Mia Wasikowska plays the older Alice as a bit of an existentialist, determined to make her life her own and resistant to any notion that she might have a destiny to fulfill. This is the stuff of a potentially interesting fantasy film, but not the stuff of Carroll's Wonderland. The original book, and the best adaptations that have been made of it, thrive on the absurdity of life and the chaos that can come from trying to impose self-created systems of order onto an existence that resists being typified, even by logic. Burton (who seems to be phoning in his direction, as the movie lacks almost any semblance of his touch, discounting the cast) abandons the sense of the weird, and with it the whimsy that makes Alice such an enduring tale. Instead, he has created a standard struggle between good and evil that ends up feeling more like a trip to Narnia than a journey through Wonderland.
Even Johnny Depp, usually a treasure to behold in even mediocre movies, turns in a flat and largely boring performance as the not-really-that-mad Hatter, whose only noticeable tick is an occasional Scottish accent, and who is far too cognizant of the goings on around him to qualify as anything more than eccentric. Depp's Willy Wonka would have made a more convincing Mad Hatter than he does here, and the opportunity for a bold new creation from him seems utterly wasted. In fact, most of the cast (with the exception of Anne Hathaway, whose White Queen is tongue-in-cheek and slightly off kilter in a way that at least resembles what Lewis Carroll envisioned) give boring performances, from Alan Rickman's exposition-heavy Caterpillar to Stephen Fry's fairly straightforward Chesshire Cat. Even Helena Bonham Carter, whose head is for some reason blown up to bulbous proportions just does the standard yelling required of anyone playing the Red Queen and moons over Crispin Glover's Knave, who seems to be present simply so that he can fight the Mad Hatter in an action sequence that feels nothing if not forced. These are not the lunatic creations of Carroll's fevered prose, they are caricatures shoe-horned into a story far too conventional to allow them any room for madness.

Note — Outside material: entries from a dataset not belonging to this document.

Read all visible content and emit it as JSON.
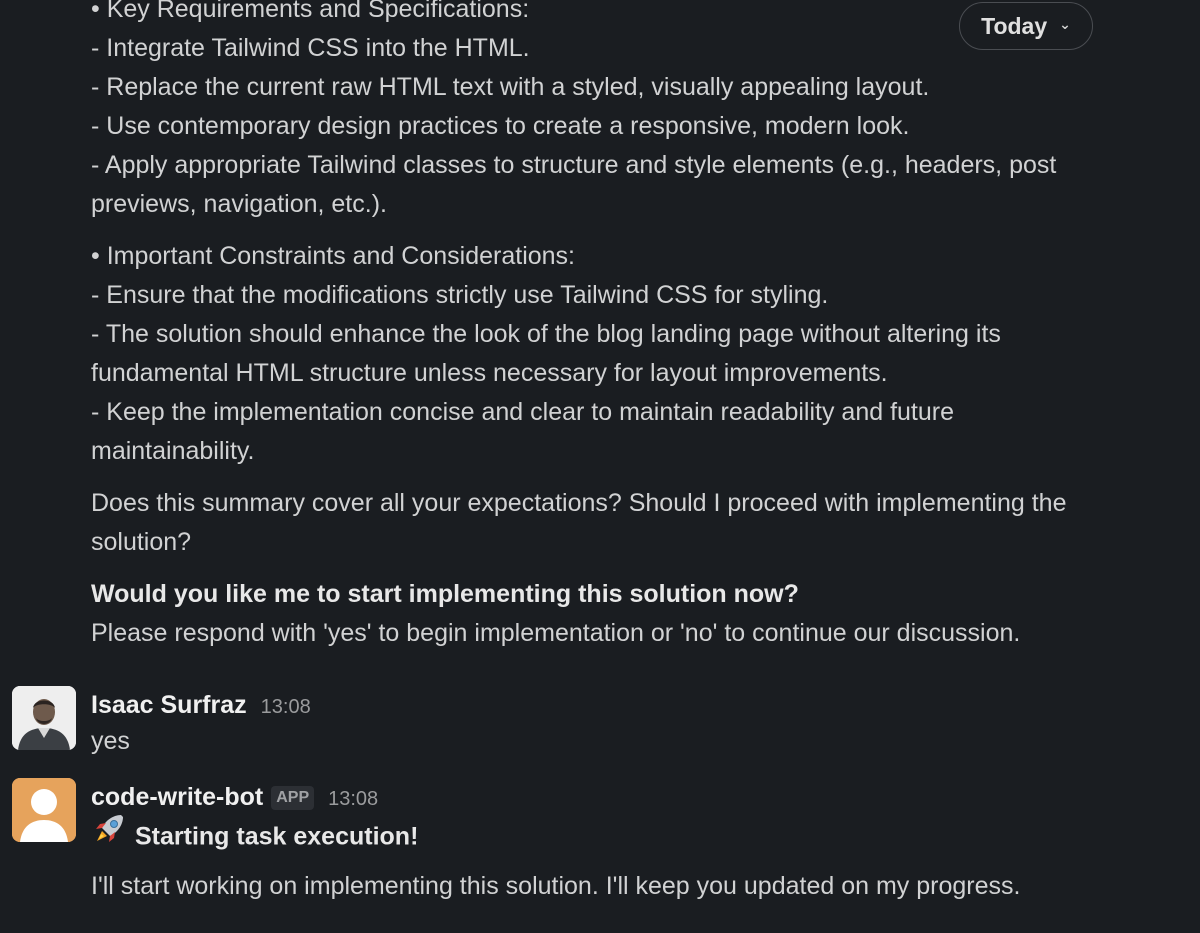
{
  "date_divider": {
    "label": "Today"
  },
  "previous_message": {
    "lines": [
      "• Key Requirements and Specifications:",
      " - Integrate Tailwind CSS into the HTML.",
      " - Replace the current raw HTML text with a styled, visually appealing layout.",
      " - Use contemporary design practices to create a responsive, modern look.",
      " - Apply appropriate Tailwind classes to structure and style elements (e.g., headers, post",
      "previews, navigation, etc.).",
      "• Important Constraints and Considerations:",
      " - Ensure that the modifications strictly use Tailwind CSS for styling.",
      " - The solution should enhance the look of the blog landing page without altering its",
      "fundamental HTML structure unless necessary for layout improvements.",
      " - Keep the implementation concise and clear to maintain readability and future",
      "maintainability.",
      "Does this summary cover all your expectations? Should I proceed with implementing the",
      "solution?",
      "Would you like me to start implementing this solution now?",
      "Please respond with 'yes' to begin implementation or 'no' to continue our discussion."
    ]
  },
  "user_message": {
    "sender": "Isaac Surfraz",
    "time": "13:08",
    "text": "yes"
  },
  "bot_message": {
    "sender": "code-write-bot",
    "badge": "APP",
    "time": "13:08",
    "icon": "rocket-emoji",
    "heading": "Starting task execution!",
    "text": "I'll start working on implementing this solution. I'll keep you updated on my progress."
  }
}
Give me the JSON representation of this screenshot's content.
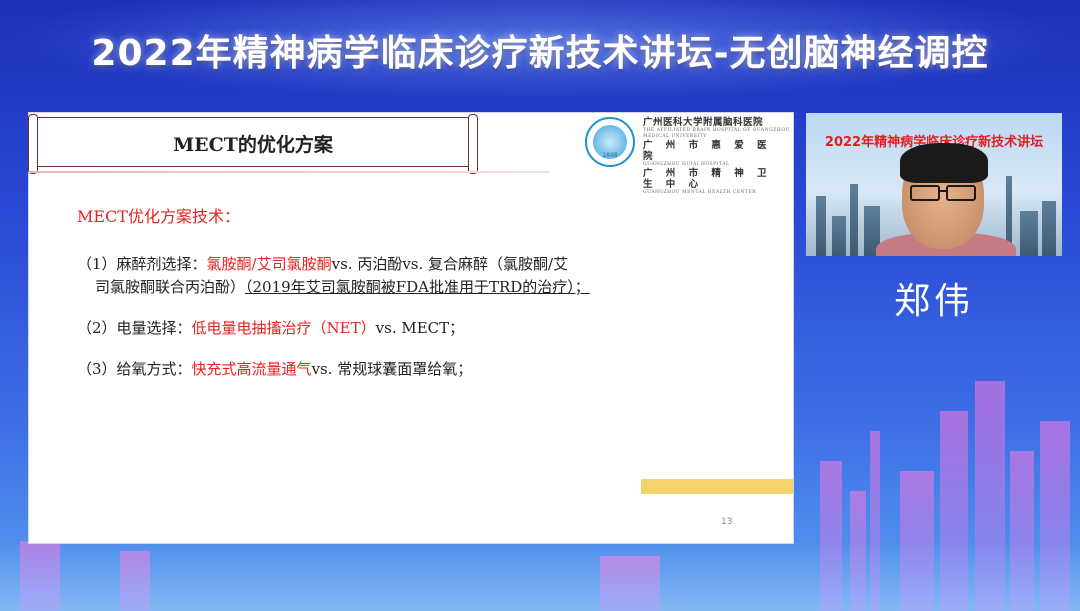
{
  "banner": {
    "title": "2022年精神病学临床诊疗新技术讲坛-无创脑神经调控"
  },
  "slide": {
    "title": "MECT的优化方案",
    "logo": {
      "line1": "广州医科大学附属脑科医院",
      "line1_sub": "THE AFFILIATED BRAIN HOSPITAL OF GUANGZHOU MEDICAL UNIVERSITY",
      "line2": "广 州 市 惠 爱 医 院",
      "line2_sub": "GUANGZHOU HUIAI HOSPITAL",
      "line3": "广 州 市 精 神 卫 生 中 心",
      "line3_sub": "GUANGZHOU MENTAL HEALTH CENTER",
      "year": "1898"
    },
    "heading": "MECT优化方案技术：",
    "item1": {
      "prefix": "（1）麻醉剂选择：",
      "red": "氯胺酮/艾司氯胺酮",
      "rest_line1": "vs. 丙泊酚vs. 复合麻醉（氯胺酮/艾",
      "line2_plain": "司氯胺酮联合丙泊酚）",
      "line2_underlined": "（2019年艾司氯胺酮被FDA批准用于TRD的治疗）；"
    },
    "item2": {
      "prefix": "（2）电量选择：",
      "red": "低电量电抽搐治疗（NET）",
      "rest": "vs. MECT；"
    },
    "item3": {
      "prefix": "（3）给氧方式：",
      "red": "快充式高流量通气",
      "rest": "vs. 常规球囊面罩给氧；"
    },
    "page_number": "13"
  },
  "webcam": {
    "banner_text": "2022年精神病学临床诊疗新技术讲坛",
    "sub_text": "2022"
  },
  "speaker": {
    "name": "郑伟"
  },
  "colors": {
    "accent_red": "#e52222",
    "banner_blue": "#2a49d6",
    "slide_yellow": "#f5d36c"
  }
}
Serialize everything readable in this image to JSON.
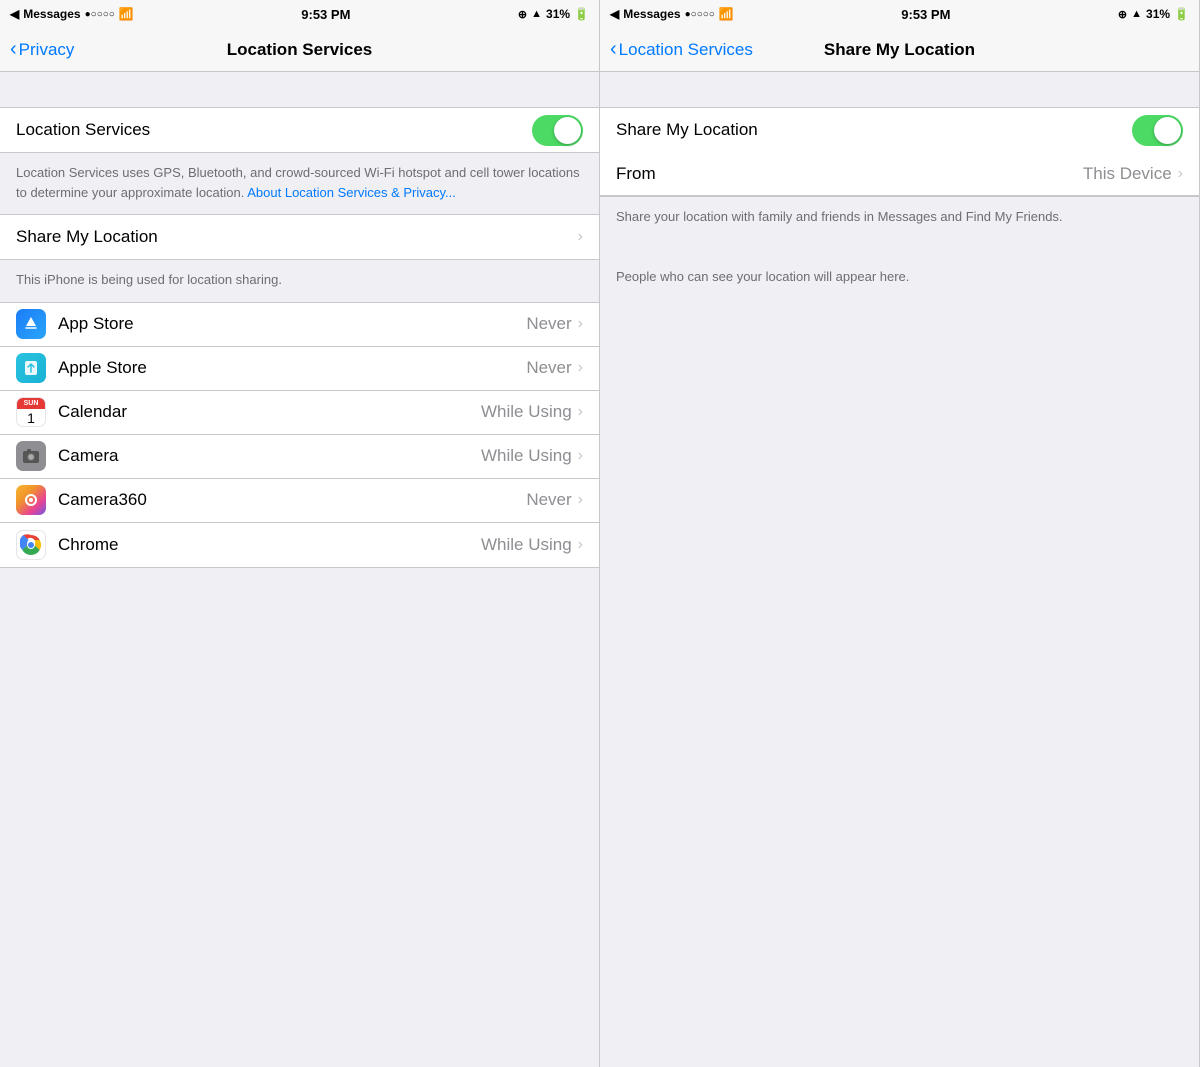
{
  "left_panel": {
    "status_bar": {
      "carrier": "Messages",
      "signal": "●○○○○",
      "wifi": "WiFi",
      "time": "9:53 PM",
      "lock": "🔒",
      "location": "▲",
      "battery": "31%"
    },
    "nav": {
      "back_label": "Privacy",
      "title": "Location Services"
    },
    "location_services": {
      "label": "Location Services",
      "toggle_on": true
    },
    "description": "Location Services uses GPS, Bluetooth, and crowd-sourced Wi-Fi hotspot and cell tower locations to determine your approximate location.",
    "about_link": "About Location Services & Privacy...",
    "share_my_location": {
      "label": "Share My Location",
      "chevron": "›"
    },
    "share_description": "This iPhone is being used for location sharing.",
    "apps": [
      {
        "name": "App Store",
        "value": "Never",
        "icon_type": "appstore"
      },
      {
        "name": "Apple Store",
        "value": "Never",
        "icon_type": "applestore"
      },
      {
        "name": "Calendar",
        "value": "While Using",
        "icon_type": "calendar"
      },
      {
        "name": "Camera",
        "value": "While Using",
        "icon_type": "camera"
      },
      {
        "name": "Camera360",
        "value": "Never",
        "icon_type": "camera360"
      },
      {
        "name": "Chrome",
        "value": "While Using",
        "icon_type": "chrome"
      }
    ]
  },
  "right_panel": {
    "status_bar": {
      "carrier": "Messages",
      "signal": "●○○○○",
      "wifi": "WiFi",
      "time": "9:53 PM",
      "lock": "🔒",
      "location": "▲",
      "battery": "31%"
    },
    "nav": {
      "back_label": "Location Services",
      "title": "Share My Location"
    },
    "share_my_location": {
      "label": "Share My Location",
      "toggle_on": true
    },
    "from": {
      "label": "From",
      "value": "This Device",
      "chevron": "›"
    },
    "description": "Share your location with family and friends in Messages and Find My Friends.",
    "people_description": "People who can see your location will appear here."
  }
}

Burton abandoned the inspired lunacy and free form construction of Wonderland in favor of Underland, which steals the events from every Alice story you've ever seen, but leaves the joy and life of them elsewhere. Underland isn't a world where the logic you cling to is questioned by every person you meet, its a place where CGI dragons (in the form of another Carroll creation borrowed in name only, the Jabberwocky) face off with empowered women; it isn't a place where the thrilling and unexpected occur because nothing makes sense except the nonsensical, its a place where prophecies are followed and good fights evil. In short, Tim Burton wrought an Alice in Wonderland so safe and predictable it sucks the joy out of every bizarre creation he tries to throw in to spice things up. It is not nearly enough that he gives all of the characters and events eccentric names because their actions (barring Depp's cringe worthy dance sequence near the film's conclusion) are anything but. Wonderland is never the type of place that adheres to the cause and effect structure of any sort of plot (especially not one so boring and conventional), its the sort of inspired madhouse that asks you why a raven is like a writing desk, when it knows that the two are as dissimilar as Burton's film and its source material.